How Craft Beer Is Turning the Tables as Pesticide Risks Mount

Photo Credit: Emily Sierra

When the coalition of Green America, Beyond Pesticides, Public Research Interest Group (PIRG), People & Pollinators Action Network and Re:wild Your Campus announced the “SAVE BEER!” campaign recently, they didn’t simply add another feel-good headline to the growing list of brewery sustainability efforts. 

They issued a challenge to the major beer players, with the substance of the challenge squarely aimed at raw-material sourcing, pesticide use, supply-chain transparency and farm ecosystems.

The core ingredients of beer — barley, hops, and water — depend on healthy soils, functioning ecosystems and responsible farming. The campaign noted that widespread pesticide use (including glyphosate, 2,4-D) is a risk to farmworker health, pollinators, water systems and ultimately ingredient quality and availability. While craft brewers often market themselves as “ingredient-driven” and “small-batch”, this doesn’t automatically insulate them from upstream risks: if crop systems fail, or quality falls, ingredient costs or availability may shift dramatically. The “SAVE BEER!” campaign crystallises what many in the craft space feel: sustainability isn’t just about recycling, waste reduction or solar panels—it’s about securing the very agricultural foundation of brew supply.

But many craft breweries aren’t starting from zero. For example:

  • Certification programs such as the Craft Maltsters Guild’s Craft Malt Certified Seal™, the Salmon‑Safe program, and the B Corporation (B Corp) benchmark are explored as tools for maltsters and breweries to signal responsible sourcing and operations.
  • Brewer has highlighted how brewers are using packaging innovation, measuring energy/water use, and tracking performance while more broad analyses show that craft breweries are very well suited to sustainability because of their smaller scale, closer ties to local farms/communities and ingredient-centric identity.

The “SAVE BEER!” initiative provides a polished lens for what sustainability looks like  going forward, but it also raises tough questions for craft beer operations (and the broader industry).

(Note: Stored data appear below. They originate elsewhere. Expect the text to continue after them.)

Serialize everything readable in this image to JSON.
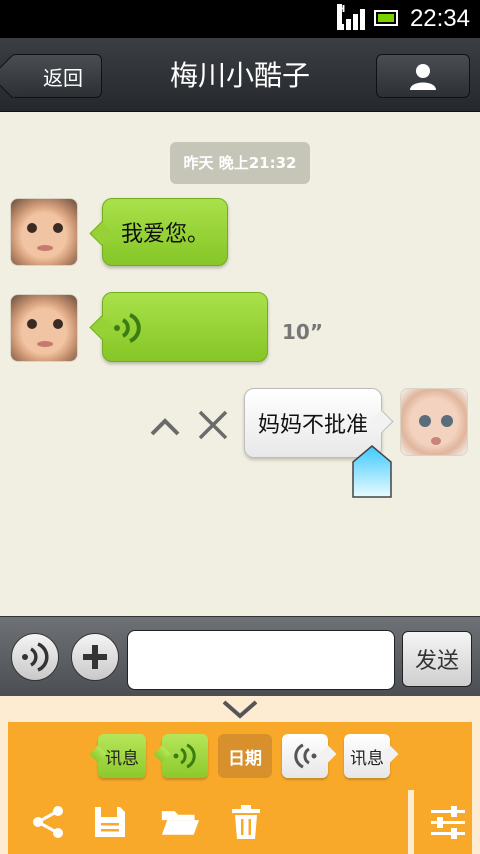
{
  "status_bar": {
    "time": "22:34",
    "network_label": "H"
  },
  "header": {
    "back_label": "返回",
    "title": "梅川小酷子",
    "profile_icon": "person-icon"
  },
  "chat": {
    "timestamp": "昨天 晚上21:32",
    "messages": [
      {
        "side": "left",
        "type": "text",
        "text": "我爱您。"
      },
      {
        "side": "left",
        "type": "voice",
        "duration": "10”"
      },
      {
        "side": "right",
        "type": "text",
        "text": "妈妈不批准"
      }
    ]
  },
  "input_bar": {
    "text_value": "",
    "send_label": "发送"
  },
  "panel": {
    "chips": [
      {
        "label": "讯息",
        "style": "green"
      },
      {
        "label": "",
        "style": "green",
        "icon": "voice-icon"
      },
      {
        "label": "日期",
        "style": "tan"
      },
      {
        "label": "",
        "style": "white",
        "icon": "voice-left-icon"
      },
      {
        "label": "讯息",
        "style": "white"
      }
    ],
    "tools": [
      "share-icon",
      "save-icon",
      "folder-icon",
      "trash-icon",
      "settings-sliders-icon"
    ]
  },
  "colors": {
    "accent_orange": "#f8a92a",
    "bubble_green": "#96d236",
    "chat_background": "#f1efe2"
  }
}
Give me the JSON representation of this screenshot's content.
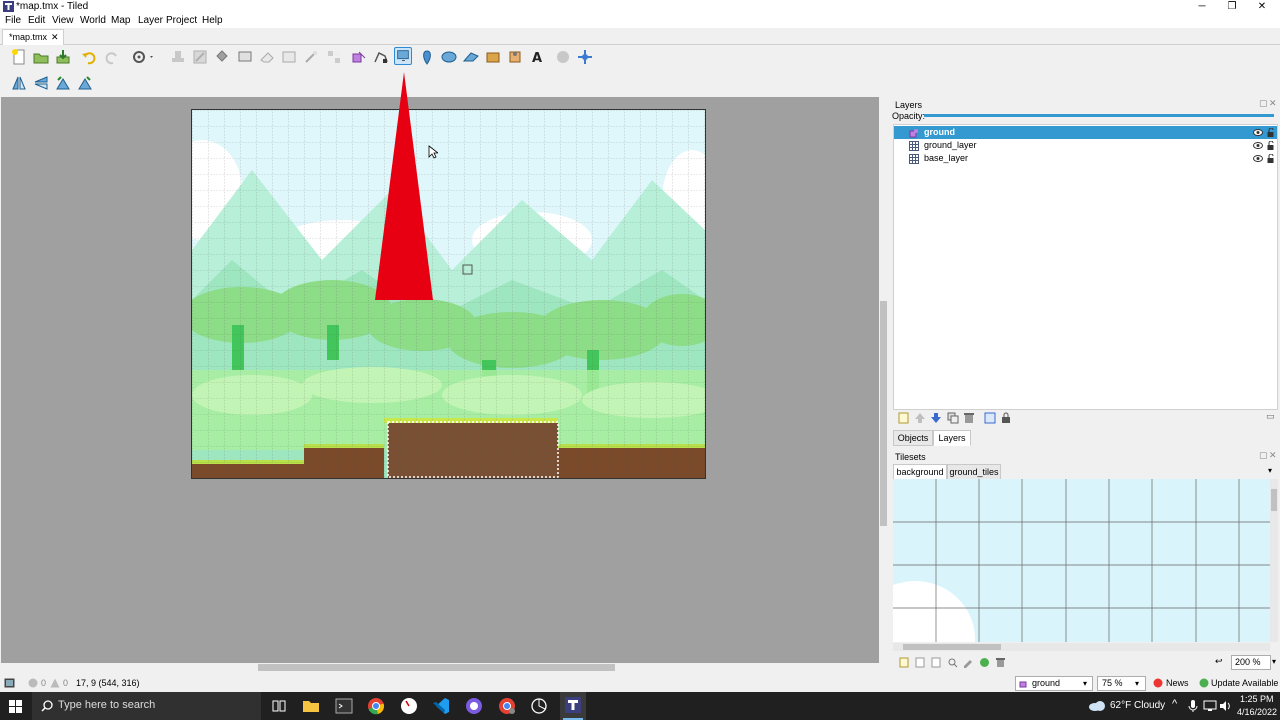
{
  "window": {
    "title": "*map.tmx - Tiled",
    "min": "─",
    "max": "❐",
    "close": "✕"
  },
  "menu": [
    "File",
    "Edit",
    "View",
    "World",
    "Map",
    "Layer",
    "Project",
    "Help"
  ],
  "doc_tab": {
    "label": "*map.tmx",
    "close": "✕"
  },
  "toolbar": {
    "icons": [
      "new-map-icon",
      "open-icon",
      "save-icon",
      "undo-icon",
      "redo-icon",
      "commands-icon",
      "stamp-brush-icon",
      "terrain-brush-icon",
      "bucket-fill-icon",
      "shape-fill-icon",
      "eraser-icon",
      "rectangular-select-icon",
      "magic-wand-icon",
      "select-same-tile-icon",
      "select-objects-icon",
      "edit-polygons-icon",
      "insert-rectangle-icon",
      "insert-point-icon",
      "insert-ellipse-icon",
      "insert-polygon-icon",
      "insert-tile-icon",
      "insert-template-icon",
      "insert-text-icon",
      "world-tool-icon",
      "move-world-icon"
    ],
    "selected": "insert-rectangle-icon",
    "row2": [
      "flip-horizontal-icon",
      "flip-vertical-icon",
      "rotate-left-icon",
      "rotate-right-icon"
    ]
  },
  "layers_panel": {
    "title": "Layers",
    "opacity_label": "Opacity:",
    "opacity": 1.0,
    "layers": [
      {
        "name": "ground",
        "type": "object",
        "selected": true
      },
      {
        "name": "ground_layer",
        "type": "tile",
        "selected": false
      },
      {
        "name": "base_layer",
        "type": "tile",
        "selected": false
      }
    ],
    "tabs": [
      "Objects",
      "Layers"
    ],
    "active_tab": "Layers"
  },
  "tilesets_panel": {
    "title": "Tilesets",
    "tabs": [
      "background",
      "ground_tiles"
    ],
    "active_tab": "background",
    "zoom": "200 %"
  },
  "status": {
    "errors": "0",
    "warnings": "0",
    "coords": "17, 9 (544, 316)",
    "layer": "ground",
    "zoom": "75 %",
    "news": "News",
    "update": "Update Available"
  },
  "taskbar": {
    "search_placeholder": "Type here to search",
    "weather": "62°F  Cloudy",
    "time": "1:25 PM",
    "date": "4/16/2022"
  },
  "colors": {
    "accent": "#3399d0",
    "sky": "#d9f4fa",
    "ground": "#7a4a2a",
    "grass": "#9be07a",
    "red_mark": "#e60012"
  }
}
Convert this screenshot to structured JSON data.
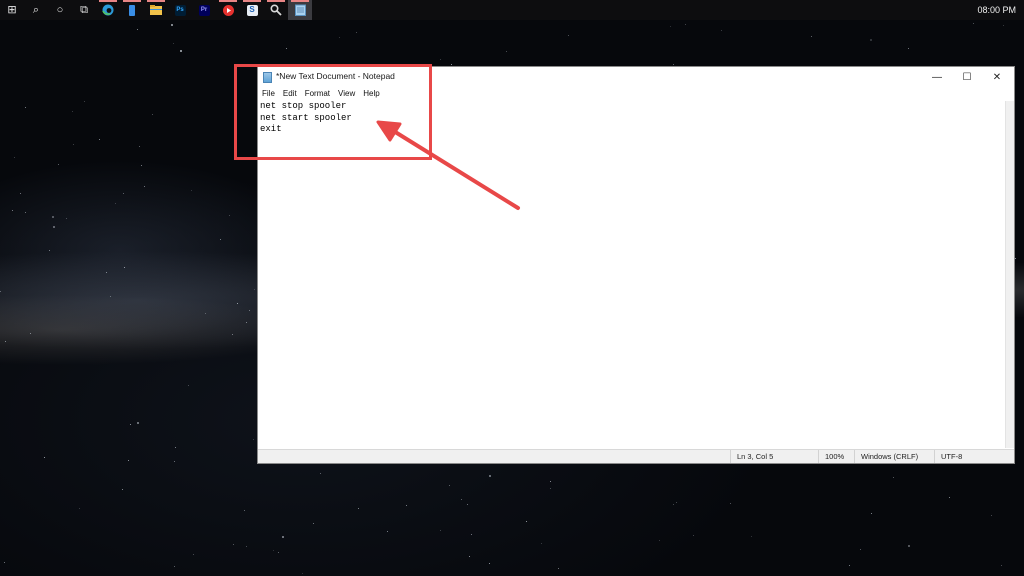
{
  "taskbar": {
    "apps": [
      {
        "name": "start-button",
        "glyph": "⊞"
      },
      {
        "name": "search-icon",
        "glyph": "⌕"
      },
      {
        "name": "cortana-icon",
        "glyph": "○"
      },
      {
        "name": "task-view-icon",
        "glyph": "⧉"
      },
      {
        "name": "edge-icon"
      },
      {
        "name": "phone-icon"
      },
      {
        "name": "file-explorer-icon"
      },
      {
        "name": "photoshop-icon",
        "label": "Ps"
      },
      {
        "name": "premiere-icon",
        "label": "Pr"
      },
      {
        "name": "media-player-icon"
      },
      {
        "name": "sway-icon",
        "label": "S"
      },
      {
        "name": "tools-icon"
      },
      {
        "name": "notepad-taskbar-icon"
      }
    ],
    "clock": "08:00 PM"
  },
  "notepad": {
    "title": "*New Text Document - Notepad",
    "controls": {
      "minimize": "—",
      "maximize": "☐",
      "close": "✕"
    },
    "menu": [
      "File",
      "Edit",
      "Format",
      "View",
      "Help"
    ],
    "content": "net stop spooler\nnet start spooler\nexit",
    "status": {
      "position": "Ln 3, Col 5",
      "zoom": "100%",
      "line_ending": "Windows (CRLF)",
      "encoding": "UTF-8"
    }
  },
  "colors": {
    "annotation": "#e84848",
    "taskbar": "#0d0d0f"
  }
}
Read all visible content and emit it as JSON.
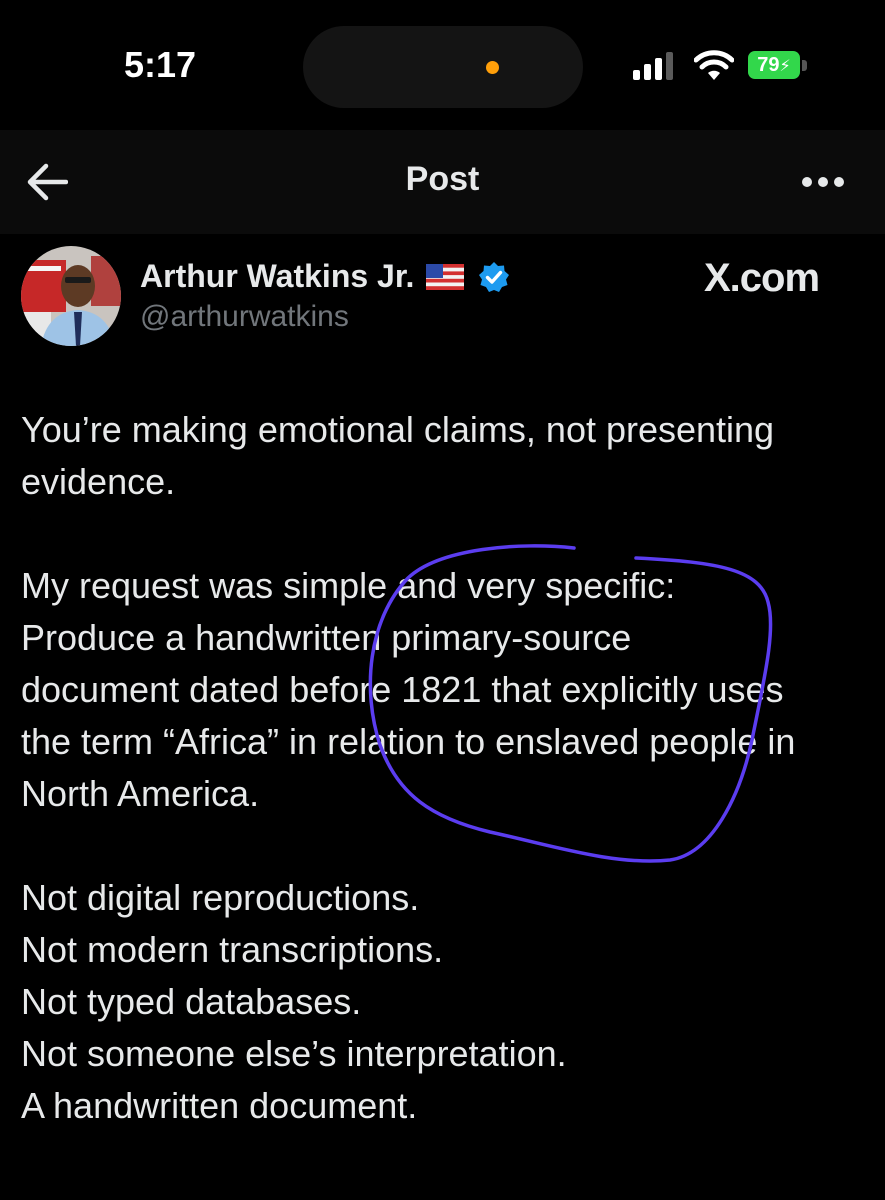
{
  "status_bar": {
    "time": "5:17",
    "battery": "79",
    "indicator_color": "#ff9f0a",
    "battery_color": "#32d74b"
  },
  "nav": {
    "title": "Post",
    "back_icon": "arrow-left-icon",
    "more_icon": "more-horizontal-icon"
  },
  "author": {
    "name": "Arthur Watkins Jr.",
    "handle": "@arthurwatkins",
    "verified_color": "#1d9bf0"
  },
  "watermark": "X.com",
  "post": {
    "paragraphs": [
      [
        "You’re making emotional claims, not presenting",
        "evidence."
      ],
      [
        "My request was simple and very specific:",
        "Produce a handwritten primary-source",
        "document dated before 1821 that explicitly uses",
        "the term “Africa” in relation to enslaved people in",
        "North America."
      ],
      [
        "Not digital reproductions.",
        "Not modern transcriptions.",
        "Not typed databases.",
        "Not someone else’s interpretation.",
        "A handwritten document."
      ]
    ]
  },
  "annotation_color": "#5b3df0"
}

That includes supply-chain transparency, looking at quality risk ties to environmental risk and working to get broader certifications. But they are no silver bullet.

Here’s how craft breweries can use this moment:

  • Use the “SAVE BEER!” campaign as an impetus to audit your own sourcing and farming relationships. Even if you don’t currently claim “pesticide-free hops/barley”, you can begin by talking to your suppliers about IPM, soil health, pollinator habitats and chemical-inputs.
  • Integrate transparency into your communications: for example, an annual sustainability summary that says: “Here’s our hop supply, here’s the farm partner, here’s the chemical-input audit we ran, here’s what we’re doing next year.”
  • Consider aligning with certifications or member programs (e.g., 1% for the Planet, B Corp) but don’t stop there. Use them as frameworks—not the end point.
  • Leverage your craft-scale advantage: Your size enables closer supplier engagement, farm visits, custom contracts, ingredient stories. Use that to differentiate from mass-market brewers.
  • Make sustainability part of the brand story. Whether in taproom communications, packaging, social media, or distributor sales pitches. Consumers and out-of-home buyers are increasingly asking for proof of environmental stewardship; craft breweries can and should lead.

The “SAVE BEER!” campaign reminds us all that the promise of locally made  beer with great ingredients, local farms, and meaningful relationships carries an important responsibility. It’s no longer enough to just brew well and distribute well; the upstream conditions matter: the soil health, the hop growers, the barley farms, the water table. 

Breweries that proactively engage in farming‐ecosystem stewardship, traceable sourcing, and transparent communication will not only protect their ingredient supply and cost stability, but also strengthen their brand, deepen their consumer trust, and position themselves as leaders in an industry rewriting what success means.